With eight games remaining in the 2013 season, Wilmer Flores has 96 PA here in his MLB debut. His production has been nothing to write home about; however, the fact that he’s in the majors at such a young age is certainly enough for us to sit up and take notice. Let’s take a look into Mets’ history and see which players came up and produced 100 PA or more in their rookie season at age 22 or younger.
There have been 30 seasons in franchise history to meet these parameters, by 28 different players. Some of the biggest names in franchise history, like Jose Reyes, Darryl Strawberry and David Wright, came up and saw significant time at a young age. But it’s not all sunshine and lollipops, as Kevin Collins, Fernando Martinez and Billy Murphy area also on the list.
Let’s break them up into five groups of six, sorted by their OPS+:
1988 Gregg Jefferies (178), Strawberry (134), Wright (119), John Milner (119), 1982 Wally Backman (115), 1980 Backman (115)
Ron Hunt (110), 1989 Jefferies (106), Ron Swoboda (103), Reyes (102), Mike Jorgensen (93), Ken Boswell (93)
Lenny Dykstra (89), Alex Trevino (88), Lee Mazzilli (88), Nick Evans (85), Edgardo Alfonzo (82), Bud Harrelson (80)
Lastings Milledge (78), Murphy (71), Brian Giles (63), Ruben Tejada (62), Tim Foli (59), Ed Kranepool (57)
Wayne Garrett (56), Carlos Gomez (55), Collins (54), Jose Oquendo (42), Martinez (38), Amos Otis (13)
We see that the players we think of as being the team’s biggest stars – Reyes, Strawberry, Wright – all landed in the top two groups. Flores currently has a 53 OPS+, which would put him in the last group.
People will undoubtedly point out that the Mets traded away Group E players Otis and Gomez and both went on to star for other clubs. That’s a fact. Also true is that the Mets gave up on Collins and Martinez and did not regret those decisions.

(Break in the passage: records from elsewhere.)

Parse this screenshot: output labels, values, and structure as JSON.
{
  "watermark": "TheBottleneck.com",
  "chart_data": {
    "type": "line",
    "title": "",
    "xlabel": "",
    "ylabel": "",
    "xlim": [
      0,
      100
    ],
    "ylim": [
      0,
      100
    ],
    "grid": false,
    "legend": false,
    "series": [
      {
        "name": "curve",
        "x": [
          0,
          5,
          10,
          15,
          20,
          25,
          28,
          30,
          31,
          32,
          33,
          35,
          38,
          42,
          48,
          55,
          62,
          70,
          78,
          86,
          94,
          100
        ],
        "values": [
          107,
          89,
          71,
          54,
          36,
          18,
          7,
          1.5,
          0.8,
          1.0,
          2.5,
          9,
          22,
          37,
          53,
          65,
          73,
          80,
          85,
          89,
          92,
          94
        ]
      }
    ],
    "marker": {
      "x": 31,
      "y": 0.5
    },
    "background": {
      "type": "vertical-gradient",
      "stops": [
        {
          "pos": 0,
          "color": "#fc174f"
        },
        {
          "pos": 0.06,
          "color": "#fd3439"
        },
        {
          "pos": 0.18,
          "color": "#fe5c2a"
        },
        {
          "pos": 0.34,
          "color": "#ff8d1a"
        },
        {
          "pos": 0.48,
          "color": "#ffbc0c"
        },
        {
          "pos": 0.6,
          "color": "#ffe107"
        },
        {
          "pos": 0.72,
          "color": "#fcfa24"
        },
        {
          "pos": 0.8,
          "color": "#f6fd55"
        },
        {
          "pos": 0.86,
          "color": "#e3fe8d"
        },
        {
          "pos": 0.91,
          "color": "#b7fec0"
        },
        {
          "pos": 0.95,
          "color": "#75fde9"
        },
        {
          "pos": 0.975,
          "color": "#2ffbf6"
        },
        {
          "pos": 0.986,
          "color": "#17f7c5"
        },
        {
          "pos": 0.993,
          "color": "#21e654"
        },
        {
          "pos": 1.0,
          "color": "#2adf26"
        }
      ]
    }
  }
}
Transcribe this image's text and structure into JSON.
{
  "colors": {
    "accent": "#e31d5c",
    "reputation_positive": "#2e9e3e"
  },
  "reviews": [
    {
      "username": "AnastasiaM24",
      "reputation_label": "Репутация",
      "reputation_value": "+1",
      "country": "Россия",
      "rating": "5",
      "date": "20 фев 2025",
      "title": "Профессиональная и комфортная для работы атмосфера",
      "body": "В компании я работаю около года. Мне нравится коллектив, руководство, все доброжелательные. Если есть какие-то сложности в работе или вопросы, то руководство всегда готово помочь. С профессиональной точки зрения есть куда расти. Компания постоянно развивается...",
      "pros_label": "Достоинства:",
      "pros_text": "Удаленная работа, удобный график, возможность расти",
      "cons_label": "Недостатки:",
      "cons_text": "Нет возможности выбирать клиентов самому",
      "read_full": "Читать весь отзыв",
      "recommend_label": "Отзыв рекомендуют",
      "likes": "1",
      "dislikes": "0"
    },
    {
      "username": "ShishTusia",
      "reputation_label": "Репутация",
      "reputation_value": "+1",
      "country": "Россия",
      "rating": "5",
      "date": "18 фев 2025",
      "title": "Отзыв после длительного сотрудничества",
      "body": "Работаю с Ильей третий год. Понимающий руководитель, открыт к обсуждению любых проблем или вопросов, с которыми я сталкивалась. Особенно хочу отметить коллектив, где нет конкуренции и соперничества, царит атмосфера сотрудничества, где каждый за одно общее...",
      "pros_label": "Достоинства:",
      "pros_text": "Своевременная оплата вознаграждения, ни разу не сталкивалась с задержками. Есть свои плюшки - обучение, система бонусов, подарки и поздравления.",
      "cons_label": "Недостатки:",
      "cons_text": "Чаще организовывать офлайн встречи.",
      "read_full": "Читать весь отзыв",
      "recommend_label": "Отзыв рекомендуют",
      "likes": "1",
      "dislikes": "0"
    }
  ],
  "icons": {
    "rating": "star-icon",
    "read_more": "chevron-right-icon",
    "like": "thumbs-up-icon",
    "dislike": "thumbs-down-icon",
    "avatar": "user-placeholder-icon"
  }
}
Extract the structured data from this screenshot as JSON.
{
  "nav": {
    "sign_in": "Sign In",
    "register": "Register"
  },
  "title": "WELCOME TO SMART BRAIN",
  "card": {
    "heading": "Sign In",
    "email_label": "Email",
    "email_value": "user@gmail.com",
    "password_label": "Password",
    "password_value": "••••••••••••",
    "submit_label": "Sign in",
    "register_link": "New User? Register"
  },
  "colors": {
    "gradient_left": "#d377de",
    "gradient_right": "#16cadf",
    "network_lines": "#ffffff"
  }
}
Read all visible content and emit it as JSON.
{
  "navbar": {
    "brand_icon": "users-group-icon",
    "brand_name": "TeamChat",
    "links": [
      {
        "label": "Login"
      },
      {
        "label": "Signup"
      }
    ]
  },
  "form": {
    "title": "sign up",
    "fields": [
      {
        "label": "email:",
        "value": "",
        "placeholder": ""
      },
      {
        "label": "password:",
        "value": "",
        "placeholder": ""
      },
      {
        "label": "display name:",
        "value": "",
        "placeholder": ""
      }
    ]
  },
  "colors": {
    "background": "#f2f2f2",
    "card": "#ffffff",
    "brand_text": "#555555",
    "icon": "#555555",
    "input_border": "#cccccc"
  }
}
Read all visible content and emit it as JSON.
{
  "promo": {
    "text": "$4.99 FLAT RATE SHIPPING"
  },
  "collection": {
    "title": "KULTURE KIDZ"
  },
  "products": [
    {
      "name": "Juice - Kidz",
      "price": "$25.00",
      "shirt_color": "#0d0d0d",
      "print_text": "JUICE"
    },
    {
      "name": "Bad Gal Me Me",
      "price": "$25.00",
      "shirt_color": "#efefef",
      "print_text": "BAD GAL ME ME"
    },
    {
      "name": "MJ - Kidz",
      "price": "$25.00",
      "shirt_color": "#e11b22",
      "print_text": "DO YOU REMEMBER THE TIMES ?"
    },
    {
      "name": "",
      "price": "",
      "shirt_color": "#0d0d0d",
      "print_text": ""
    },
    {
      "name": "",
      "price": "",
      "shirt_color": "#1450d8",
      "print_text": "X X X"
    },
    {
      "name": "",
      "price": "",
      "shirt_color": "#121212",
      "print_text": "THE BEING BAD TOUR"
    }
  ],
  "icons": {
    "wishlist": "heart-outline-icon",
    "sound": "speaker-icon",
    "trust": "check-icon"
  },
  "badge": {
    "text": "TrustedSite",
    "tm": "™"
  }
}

With Flores, one of the keys to his value as a prospect has always been how he was young for his level. You can only advance to the majors and at some point you stop being young for that level. Flores has not reached that point yet. However, it’s hard not to notice how other Mets prospects at similar ages really out-produced Flores in their rookie seasons.
Barring a trade, Flores likely will be eligible for this list a second time, joining Backman and Jefferies as repeat performers. Both of those players had better debut seasons for the Mets and while both went on to lengthy MLB careers, neither made an All-Star team.
Ultimately, it’s impossible to draw any definitive conclusions from this list. However, this should be included as a piece of evidence. Yes, Flores’ youth still works in his favor. But in my eyes a 53 OPS+ in the majors is a bad sign. Yes, he’s playing with a sore ankle and it wouldn’t be surprising if that has hurt his production.
But as we saw earlier this month, Flores’ production at Las Vegas was merely average among the players who played for both Triple-A and the Mets this season. His numbers are both PCL and Las Vegas boosted and a lot of air needs to be taken out of them to properly evaluate his Triple-A numbers in a major league context.
And when you come down to it, what little major league context we do have has not been kind to Flores, even when you factor age into things.